With payment arrears to cane growers during the current crushing season that started last October at over Rs 4,800 crore already, cash-strapped sugar mills in Maharashtra have come up with a new formula to address the problem. They will, henceforth, pay about 20 per cent of dues in the form of sugar. This means that for every tonne of cane supplied, mills will give 17 kg of sugar as “payment”.
“The FRP (fair and remunerative price) of cane fixed by the Centre for mills in our region (Sangli and Kolhapur districts of south Maharashtra) is Rs 2,800 per tonne, whereas the maximum we can afford to pay at current sugar realisations is Rs 2,300. So, we are now planning to pay the balance Rs 500 as sugar from our mills. Since ex-mill prices of sugar are now at Rs 29-29.5 per kg, that will work out to roughly 17 kg for every tonne of cane,” said Hasan Mushrif, NCP MLA from Kolhapur’s Kagal assembly segment, whose family controls the Sar Senapati Santaji Ghorpade Sugar Factory Ltd.
Mushrif said that his mill, like many others, had no other option. The Sugar Commissioner of Maharashtra, Shekhar Gaikwad, had issued orders on January 29 for the attachment of properties of 39 mills across the state for non-payment of FRP to farmers.
This would be the first instance of Maharashtra’s mills taking recourse to such a scheme. “We will be issuing public notices, asking farmers to avail of this scheme. In the event of their not sending applications to field offices of the mills to claim payment in sugar, it will be understood that they will not have problems with not receiving the full FRP now. We will, of course, pay in cash as and when we have the liquidity to do so, by selling the sugar ourselves,” said Jayprakash Dandegaonkar, president, Maharashtra State Cooperative Sugar Factories’ Federation. He said the scheme will be first implemented in Sangli and Kolhapur before being extended to other mills in the state that are also struggling to pay farmers.
Mills in Maharashtra normally pay growers the FRP as the first installment within 14 days of taking delivery of cane. In most years, they also pay two more installments. One, after the end of crushing operations by around April. And then, close to Diwali before the start of the next season, depending on profits from sale of byproducts such as molasses/ alcohol and baggase/ co-generated power.
The ongoing 2018-19 season is the first in which many haven’t been able to pay even the FRP, which is a mandatory price. Of the 191 mills operational this season, only 11 have so far managed to pay the full FRP. The majority have paid 80 per cent of the FRP, while promising to discharge the balance 20 per cent after the end of the season. Now, they are offering to pay this 20 per cent, too — provided farmers are willing to take it is sugar.

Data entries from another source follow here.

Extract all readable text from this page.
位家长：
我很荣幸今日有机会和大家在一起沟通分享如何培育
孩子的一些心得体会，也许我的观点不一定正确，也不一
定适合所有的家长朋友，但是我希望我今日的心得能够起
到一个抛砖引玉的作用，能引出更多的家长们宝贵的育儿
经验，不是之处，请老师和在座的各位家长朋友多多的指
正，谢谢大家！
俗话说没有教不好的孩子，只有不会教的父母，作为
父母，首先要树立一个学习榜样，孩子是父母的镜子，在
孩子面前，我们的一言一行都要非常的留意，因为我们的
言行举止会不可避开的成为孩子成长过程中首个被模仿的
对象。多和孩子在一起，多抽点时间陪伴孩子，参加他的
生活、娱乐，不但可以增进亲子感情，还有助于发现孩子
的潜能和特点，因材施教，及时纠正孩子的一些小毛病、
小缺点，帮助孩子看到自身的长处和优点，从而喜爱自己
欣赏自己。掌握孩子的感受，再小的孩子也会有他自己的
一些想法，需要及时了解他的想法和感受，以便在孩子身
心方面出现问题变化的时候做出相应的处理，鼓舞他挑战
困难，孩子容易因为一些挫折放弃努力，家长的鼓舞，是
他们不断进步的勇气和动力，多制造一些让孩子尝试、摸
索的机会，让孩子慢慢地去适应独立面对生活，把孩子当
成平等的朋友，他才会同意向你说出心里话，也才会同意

Until January 31, Maharashtra mills had purchased cane worth Rs 13,306.56 crore at the average FRP of Rs 2,450 per tonne for the state. The total payment received by farmers, however, has been just Rs 8,464.47 crore, which translates into arrears of Rs 4,842.09 crore.
Farmers, however, are far from excited about the “sugar-for-cash” scheme. Bahubali Baburao Israna, from Kothali village in Kolhapur’s Shirol taluka, has already sold 120 tonnes of cane from five acres to three mills — two cooperatives, one private. “All of them have paid me only at the rate of Rs 2,300 per tonne, as against my FRP of Rs 2,800. If they will now pay me in sugar, where will I stock those two tonnes? My own family requirement is not more than 7 kg per month,” he said. Israna has another 80 tonnes or so of standing cane that will be harvested in a month.
Mahadev Pednekar, from Yamage village of Kagal, was dismissive of the idea. “I am entitled to receive sugar at a concessional rate from the Chhatrapati Shahu cooperative mill of which I am a grower-member. This sugar is more than enough for my family that includes two sons and their wives. I have supplied 200 tonnes of cane so far this season and received Rs 2,300/tonne. If they are going to pay me in sugar for the balance Rs 500/tonne, it will come to around 3.5 tonnes. Whom will I give this sugar to?” he asked.